The modes of production of an artwork and the forces driving its placement in an exhibition, museum, or collection are often highly inter-connected; still, all the curators interviewed for this project have agreed that the presumably autonomous meaning of the work has to be detached from the economic and power dynamics behind its production and placement. These dynamics should arguably be kept behind closed doors, becoming hearsay, if not gossip. Curatorial practice plays an important role in keeping these two dimensions apart. But who benefits the most from this separation? Is it the work, the artist, or the institution? Is it the general public or, at the end of the day, is it neo-liberalism? And is it true that the detachment of capital from meaning has served art well? As a matter of fact, this separation has also resulted in the creation of ‘grey areas’ of business. Especially as the art market has grown from the small, passionate community of the early 1990s to a $50 billion industry today.

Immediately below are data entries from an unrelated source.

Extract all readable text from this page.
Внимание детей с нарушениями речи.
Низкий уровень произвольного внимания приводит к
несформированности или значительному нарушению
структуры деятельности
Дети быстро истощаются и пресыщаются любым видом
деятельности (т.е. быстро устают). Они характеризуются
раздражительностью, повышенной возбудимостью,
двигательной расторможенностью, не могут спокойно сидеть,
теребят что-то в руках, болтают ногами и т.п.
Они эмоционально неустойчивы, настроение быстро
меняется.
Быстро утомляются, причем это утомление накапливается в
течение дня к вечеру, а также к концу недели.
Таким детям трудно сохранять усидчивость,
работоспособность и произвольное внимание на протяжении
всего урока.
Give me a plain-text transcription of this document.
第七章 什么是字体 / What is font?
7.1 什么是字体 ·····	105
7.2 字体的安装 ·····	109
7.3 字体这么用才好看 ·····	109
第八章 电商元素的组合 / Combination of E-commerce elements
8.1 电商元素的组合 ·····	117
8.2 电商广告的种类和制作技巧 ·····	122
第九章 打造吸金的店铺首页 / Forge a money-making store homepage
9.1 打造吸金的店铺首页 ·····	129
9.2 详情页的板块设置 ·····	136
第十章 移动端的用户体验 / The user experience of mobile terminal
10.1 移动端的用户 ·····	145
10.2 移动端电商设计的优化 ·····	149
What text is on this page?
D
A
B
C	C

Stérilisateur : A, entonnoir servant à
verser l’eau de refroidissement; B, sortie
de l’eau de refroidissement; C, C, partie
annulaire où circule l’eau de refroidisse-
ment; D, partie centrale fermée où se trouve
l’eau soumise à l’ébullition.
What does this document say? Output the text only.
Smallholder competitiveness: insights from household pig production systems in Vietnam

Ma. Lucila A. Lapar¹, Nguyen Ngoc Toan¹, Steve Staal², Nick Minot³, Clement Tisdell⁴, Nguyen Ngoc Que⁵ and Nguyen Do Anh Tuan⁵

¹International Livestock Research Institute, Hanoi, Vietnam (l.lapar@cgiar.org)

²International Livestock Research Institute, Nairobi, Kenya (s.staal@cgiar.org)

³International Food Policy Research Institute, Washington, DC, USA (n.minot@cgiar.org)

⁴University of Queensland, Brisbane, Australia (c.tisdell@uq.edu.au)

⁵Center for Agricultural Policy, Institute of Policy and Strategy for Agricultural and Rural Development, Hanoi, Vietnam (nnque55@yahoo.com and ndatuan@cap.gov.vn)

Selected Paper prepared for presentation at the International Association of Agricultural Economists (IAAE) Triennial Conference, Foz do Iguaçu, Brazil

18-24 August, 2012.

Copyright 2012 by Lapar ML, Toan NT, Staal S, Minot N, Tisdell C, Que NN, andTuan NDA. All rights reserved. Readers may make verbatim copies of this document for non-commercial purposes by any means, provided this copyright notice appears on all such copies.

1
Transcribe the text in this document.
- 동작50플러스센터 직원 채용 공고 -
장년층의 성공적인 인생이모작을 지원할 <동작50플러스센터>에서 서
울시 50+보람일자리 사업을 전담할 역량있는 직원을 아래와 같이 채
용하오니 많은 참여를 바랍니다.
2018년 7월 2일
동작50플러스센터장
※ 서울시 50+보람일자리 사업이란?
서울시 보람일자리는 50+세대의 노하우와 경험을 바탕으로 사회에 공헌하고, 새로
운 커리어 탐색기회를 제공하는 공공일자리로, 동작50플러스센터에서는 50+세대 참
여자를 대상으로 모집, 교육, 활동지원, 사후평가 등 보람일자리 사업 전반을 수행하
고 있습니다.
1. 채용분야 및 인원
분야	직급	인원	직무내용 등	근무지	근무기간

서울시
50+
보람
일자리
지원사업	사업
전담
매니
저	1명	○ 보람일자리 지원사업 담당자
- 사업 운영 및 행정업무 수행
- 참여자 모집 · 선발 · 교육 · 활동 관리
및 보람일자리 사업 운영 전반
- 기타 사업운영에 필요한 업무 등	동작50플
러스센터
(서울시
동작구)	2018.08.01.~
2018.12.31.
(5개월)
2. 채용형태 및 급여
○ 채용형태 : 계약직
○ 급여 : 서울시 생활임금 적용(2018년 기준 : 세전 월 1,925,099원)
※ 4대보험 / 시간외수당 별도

Participants in the art field have argued that for the last 20 years the relationship between dealers, collectors and curatorial practitioners has never been properly regulated because personal ethics were usually sufficient to steer a true course. Nonetheless, individual principles cannot be expected to withstand the avalanche of private wealth that, quite dramatically, hit the contemporary art field over the last two decades. The complexity of dealing with the strings attached to financial support in the arts is growing at the same pace as the number of individuals of great means who have been recently involved in the art world. This new crowd of patrons can’t understand why there’s a genuine resistance to the way private funding shapes the production of art and its meaning. The lack of regulation – and, more generally, the lack of accountability – is favorable for these individuals. It distorts what is accepted as common practice through the few official policies in place.
Many art professionals insist there is no need to further scrutinize a market that prompts few consumer complaints. But has self-monitoring kept pace with the increasing treatment of art as a commodity?